Just in case anybody had any doubts - part II (Moscow and California)

For most of its history, Hanukkah has been a rather minor holiday. But in the late 19th century it began to gain popularity and today it is one of the most celebrated Jewish holidays (neck-and-neck with Passover, according to one source).

This change seems to be due in part to the increasing popularity of Christmas gift-giving in the late 19th century, and the corresponding wish to offer an alternative, especially for children, that maintains Jewish identity and avoids assimilation. In addition, the Zionist movement, which arose in the late 19th century, found inspiration in the story of the Maccabees.

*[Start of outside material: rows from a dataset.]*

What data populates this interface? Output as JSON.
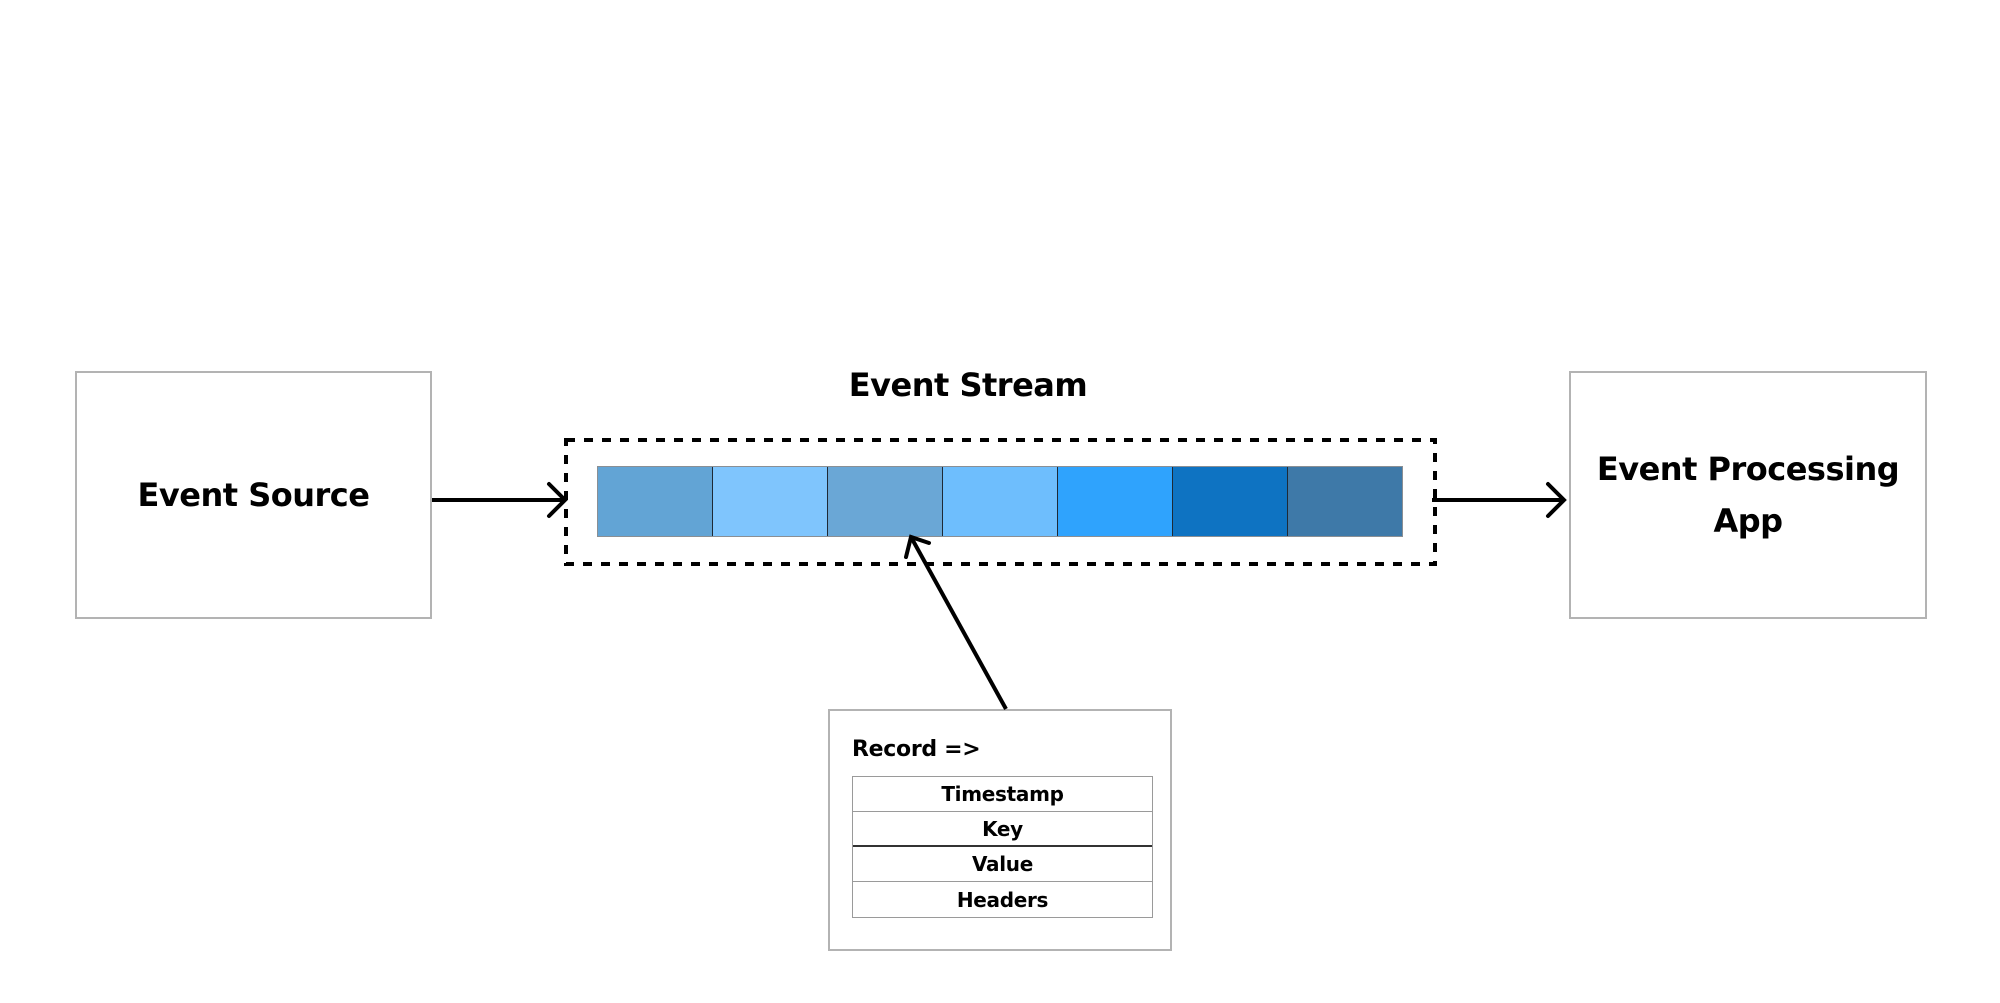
{
  "diagram": {
    "source": {
      "label": "Event Source"
    },
    "stream": {
      "title": "Event Stream",
      "segments": [
        {
          "color": "#62a4d5"
        },
        {
          "color": "#7fc5fd"
        },
        {
          "color": "#6aa7d6"
        },
        {
          "color": "#6ebefd"
        },
        {
          "color": "#2fa3fd"
        },
        {
          "color": "#0e73c2"
        },
        {
          "color": "#3e79a8"
        }
      ]
    },
    "app": {
      "label": "Event Processing App"
    },
    "record": {
      "label": "Record =>",
      "fields": [
        "Timestamp",
        "Key",
        "Value",
        "Headers"
      ]
    },
    "edges": [
      {
        "from": "Event Source",
        "to": "Event Stream"
      },
      {
        "from": "Event Stream",
        "to": "Event Processing App"
      },
      {
        "from": "Record",
        "to": "Event Stream"
      }
    ]
  }
}
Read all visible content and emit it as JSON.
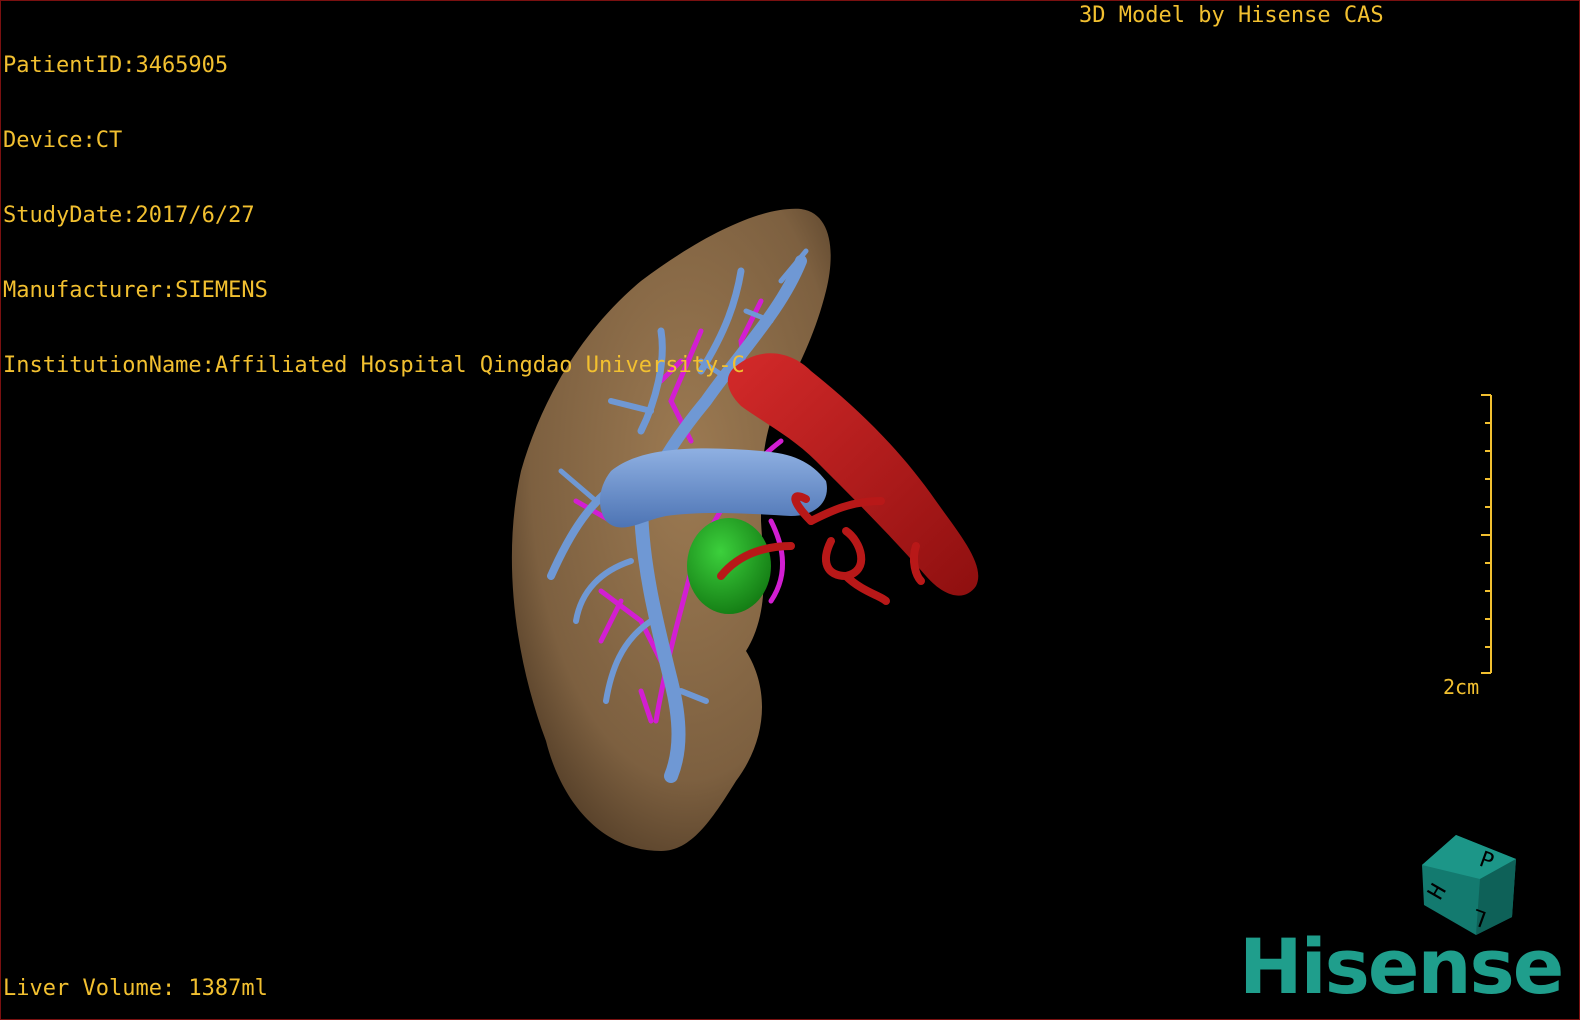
{
  "overlay": {
    "patient_id": "PatientID:3465905",
    "device": "Device:CT",
    "study_date": "StudyDate:2017/6/27",
    "manufacturer": "Manufacturer:SIEMENS",
    "institution": "InstitutionName:Affiliated Hospital Qingdao University-C",
    "credit": "3D Model by Hisense CAS",
    "liver_volume": "Liver Volume: 1387ml"
  },
  "scale": {
    "label": "2cm"
  },
  "orientation_cube": {
    "face_labels": [
      "P",
      "H",
      "L"
    ]
  },
  "logo": {
    "text": "Hisense"
  },
  "colors": {
    "overlay_text": "#f2c030",
    "liver": "#8a6a45",
    "portal_vein": "#6f98d4",
    "hepatic_artery": "#c81c1c",
    "bile_duct": "#d21ed2",
    "lesion": "#1fa01f",
    "brand": "#1f9e8c"
  },
  "icons": {
    "cube": "orientation-cube-icon",
    "scale": "ruler-icon"
  }
}
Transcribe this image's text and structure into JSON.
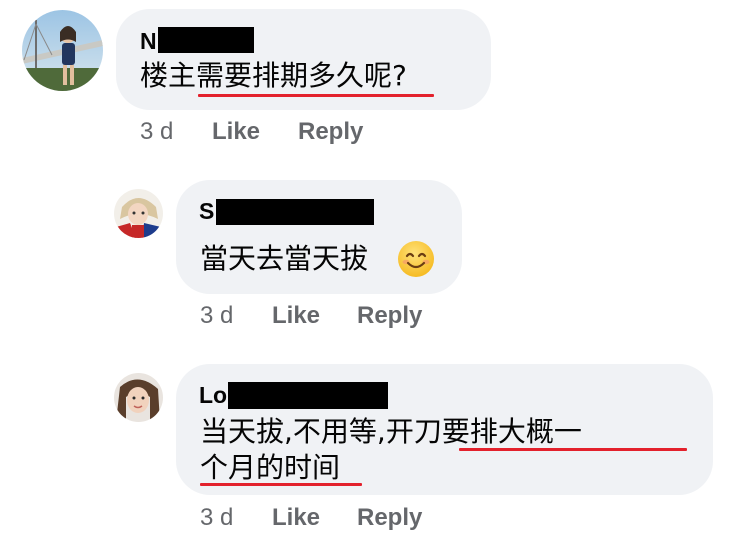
{
  "comments": [
    {
      "author_visible": "N",
      "text_pre": "楼主",
      "text_underlined": "需要排期多久呢",
      "text_post": "?",
      "time": "3 d",
      "like_label": "Like",
      "reply_label": "Reply"
    },
    {
      "author_visible": "S",
      "text": "當天去當天拔",
      "emoji": "smiling-face-emoji",
      "time": "3 d",
      "like_label": "Like",
      "reply_label": "Reply"
    },
    {
      "author_visible": "Lo",
      "line1_plain": "当天拔,不用等,",
      "line1_underlined": "开刀要排大概一",
      "line2_underlined": "个月的时间",
      "time": "3 d",
      "like_label": "Like",
      "reply_label": "Reply"
    }
  ],
  "colors": {
    "bubble": "#f0f2f5",
    "meta_text": "#65676b",
    "underline": "#e3212c",
    "redaction": "#000000"
  }
}
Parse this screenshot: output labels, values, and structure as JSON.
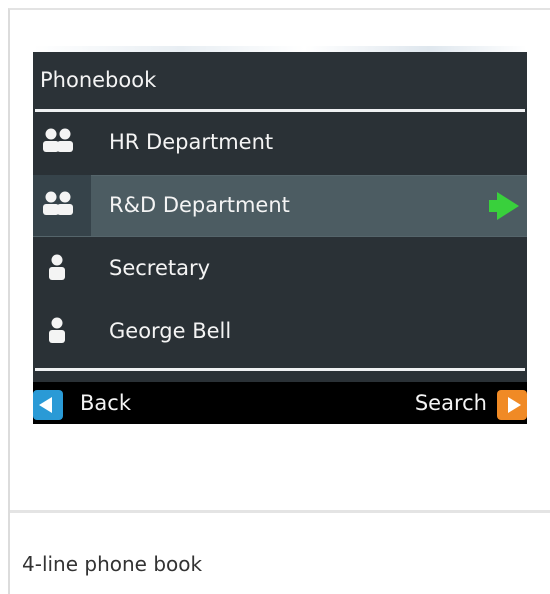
{
  "phone_screen": {
    "title": "Phonebook",
    "entries": [
      {
        "label": "HR Department",
        "icon": "group-icon",
        "selected": false
      },
      {
        "label": "R&D Department",
        "icon": "group-icon",
        "selected": true
      },
      {
        "label": "Secretary",
        "icon": "person-icon",
        "selected": false
      },
      {
        "label": "George Bell",
        "icon": "person-icon",
        "selected": false
      }
    ],
    "softkeys": {
      "left_label": "Back",
      "right_label": "Search"
    },
    "colors": {
      "selection_arrow": "#39d03c",
      "back_key": "#2a9ad6",
      "search_key": "#f08a25"
    }
  },
  "caption": "4-line phone book"
}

Comment: Something often overlooked here: there is no mention of Hanukkah in the so-called "Hebrew Bible", otherwise known as the "Masoretic Text" which the Fathers of the Church, such as Saint Justin Martyr, denounced as a forgery and a deliberate attempt to eliminate too explicit references to Christ in the Old Testament.  The events commemorated on Hanukkah are, however, present in the only authentic text of the Old Testament, the Septuagint and, of course, the Phariseic (aka "rabbinical") oral tradition of the Mishna and the Talmud.  It is quite ironic that the Pharisees (aka "rabbis") had to resort to the exploitation of a historical event which is only mentioned in the very text they attempted to falsify, is it not?

Bottom line: while the events upon which this festival is based are real, its interpretation and exploitation have no basis in the faith of the Jews of the Old Testament.  In fact, in most of history, Hanukkah was celebrated as a minor holiday, mostly by rabbis.

Nowadays, this "re-heated" festival is just a rather obvious "Jewish Christmas" with presents and songs, and one wonderful opportunity to make politicians show their obligatory subservience to the Israel Lobby.